Cheguei e deparei-me com um marido furioso porque o Leonardo não lhe explicava o que se passava. Lá andei eu com paninhos quentes a controlar uma situação que estava prestes a explodir. Depois fui tentar saber o que se passava mas ele não queria falar comigo. Descobri que tinha tido bolinha amarela e perguntei-lhe se era por isso que estava chateado.

- Sim fiquei chateado por a professora me ter dado bolinha amarela.

- Deves ter feito alguma coisa para teres uma bolinha dessa cor.

- Sim. - disse ele já a chorar.

- Podes contar-me que eu não vou ficar chateada.

- Um colega meu respondeu a uma pergunta mais depressa que eu.- foi contando entre soluços - Eu levantei-me e fui atirar o livro dele para o chão.

- Mas porque é que fizeste isso?

- Porque ele foi mais esperto que eu e eu quero ser o mais esperto de todos.

Eu fiquei ali sem saber bem o que dizer. O que dizemos a uma criança que quer ser a melhor a tudo. Não lhe disse que não podia ser a melhor mas expliquei-lhe que existem outras crianças muito espertas e que ele terá que aprender a viver com isso. Expliquei-lhe que se queira ser o melhor teria que se aplicar mais mas que eu não precisava que ele fosse o melhor. Disse-lhe que só me importava que tivesse uma notas boas para passar de ano e o resto não interessa. Ele continuou a dizer que queria ser o melhor de todos e que ficava chateado quando outro sabia mais que ele. Eu expliquei-lhe que ele têm quase menos um ano que os colegas e que isso também faz com que as coisas sejam mais difíceis para ele. Os colegas já estão a fazer os sete, alguns até já os têm e ele acabou de fazer os seis.Fiquei com receio de o termos colocado na escola cedo de mais mas ele já não suportava a pré-escola. Terminei a conversa exigindo que no dia seguinte pedisse desculpa ao colega e que esta situação não se voltasse a repetir.

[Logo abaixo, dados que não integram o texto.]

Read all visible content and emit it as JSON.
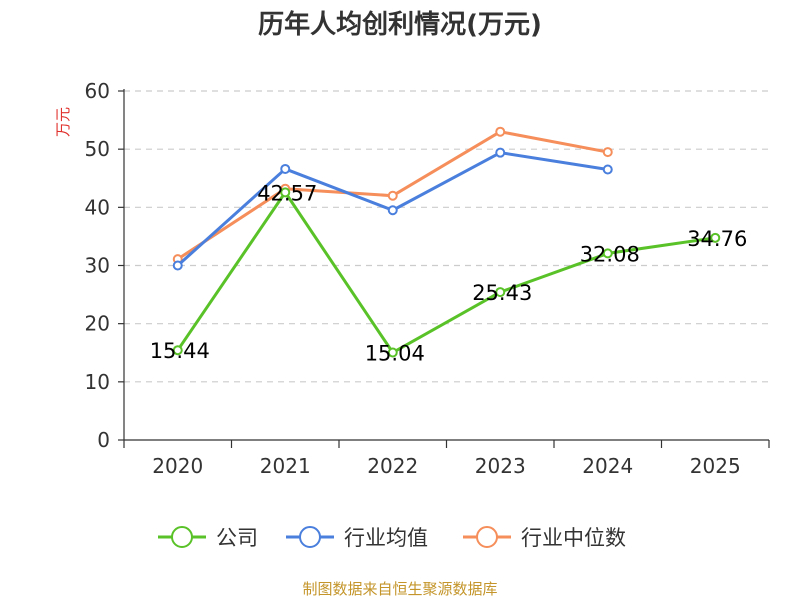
{
  "chart_data": {
    "type": "line",
    "title": "历年人均创利情况(万元)",
    "ylabel": "万元",
    "xlabel": "",
    "categories": [
      "2020",
      "2021",
      "2022",
      "2023",
      "2024",
      "2025"
    ],
    "ylim": [
      0,
      60
    ],
    "yticks": [
      0,
      10,
      20,
      30,
      40,
      50,
      60
    ],
    "grid": true,
    "legend_position": "bottom",
    "series": [
      {
        "name": "公司",
        "color": "#5ac229",
        "values": [
          15.44,
          42.57,
          15.04,
          25.43,
          32.08,
          34.76
        ],
        "labels": [
          "15.44",
          "42.57",
          "15.04",
          "25.43",
          "32.08",
          "34.76"
        ]
      },
      {
        "name": "行业均值",
        "color": "#4a7fdd",
        "values": [
          30.0,
          46.6,
          39.5,
          49.4,
          46.5,
          null
        ]
      },
      {
        "name": "行业中位数",
        "color": "#f58e5a",
        "values": [
          31.1,
          43.2,
          42.0,
          53.0,
          49.5,
          null
        ]
      }
    ],
    "source": "制图数据来自恒生聚源数据库"
  },
  "colors": {
    "axis": "#333333",
    "grid": "#cccccc",
    "ylabel": "#e0312d",
    "source": "#c4952a"
  }
}
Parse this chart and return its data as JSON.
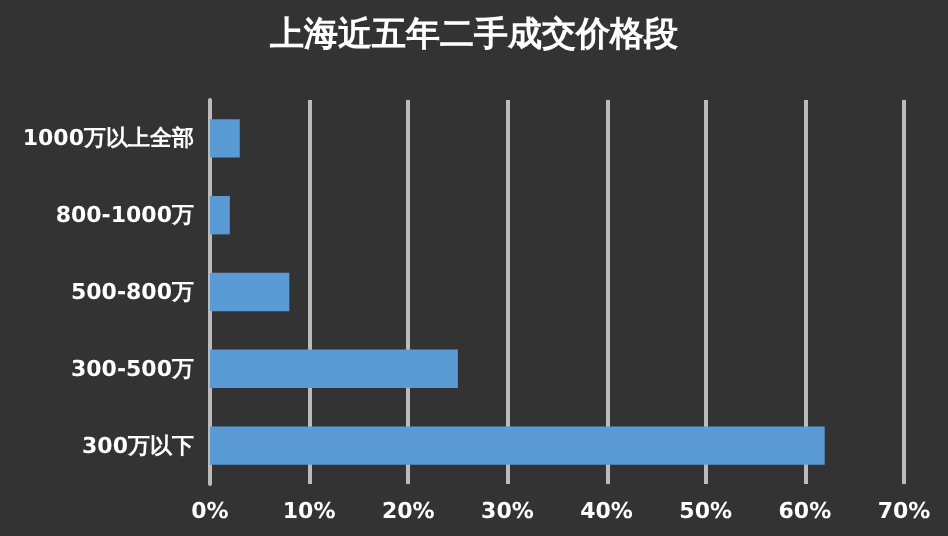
{
  "chart_data": {
    "type": "bar",
    "orientation": "horizontal",
    "title": "上海近五年二手成交价格段",
    "categories": [
      "1000万以上全部",
      "800-1000万",
      "500-800万",
      "300-500万",
      "300万以下"
    ],
    "values": [
      3,
      2,
      8,
      25,
      62
    ],
    "color": "#5b9bd5",
    "xlim": [
      0,
      70
    ],
    "xticks": [
      {
        "value": 0,
        "label": "0%"
      },
      {
        "value": 10,
        "label": "10%"
      },
      {
        "value": 20,
        "label": "20%"
      },
      {
        "value": 30,
        "label": "30%"
      },
      {
        "value": 40,
        "label": "40%"
      },
      {
        "value": 50,
        "label": "50%"
      },
      {
        "value": 60,
        "label": "60%"
      },
      {
        "value": 70,
        "label": "70%"
      }
    ],
    "grid": "x"
  }
}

No dia seguinte não atirou nenhum livro dos colegas ao chão mas atirou o dele próprio também por uma situação similar. A professora da natação começou a queixar-se que ele andava a amuar por não ser sempre o primeiro. Disse para a professora que ela não era justa com ele porque o deixava sempre para o fim. Foi mais uma vez repreendido em casa e eu comecei a contar os dias para as férias. Não quero desculpar este tipo de comportamentos porque não têm desculpa mas sei que estes costumam acontecer quando ele se sente cansado. Como não sabe lidar com a situação fica frustrado e acabamos com este tipo de comportamentos. Acabamos por ir de férias, divertimos-nos e descansámos. Teve uns dias para matar saudades da avó e dos irmãos. Voltamos à escola e os primeiros dias têm corrido bem, na natação também não há queixas.

A questão agora é durante quanto tempo? Sinceramente não sei como o ajudar nesta necessidade que ele têm de ser o primeiro, o melhor, o mais rápido. Vai ter que perceber que não podemos ser os melhores a tudo mas pressinto que até lá ainda nos vai dar muitas chatices.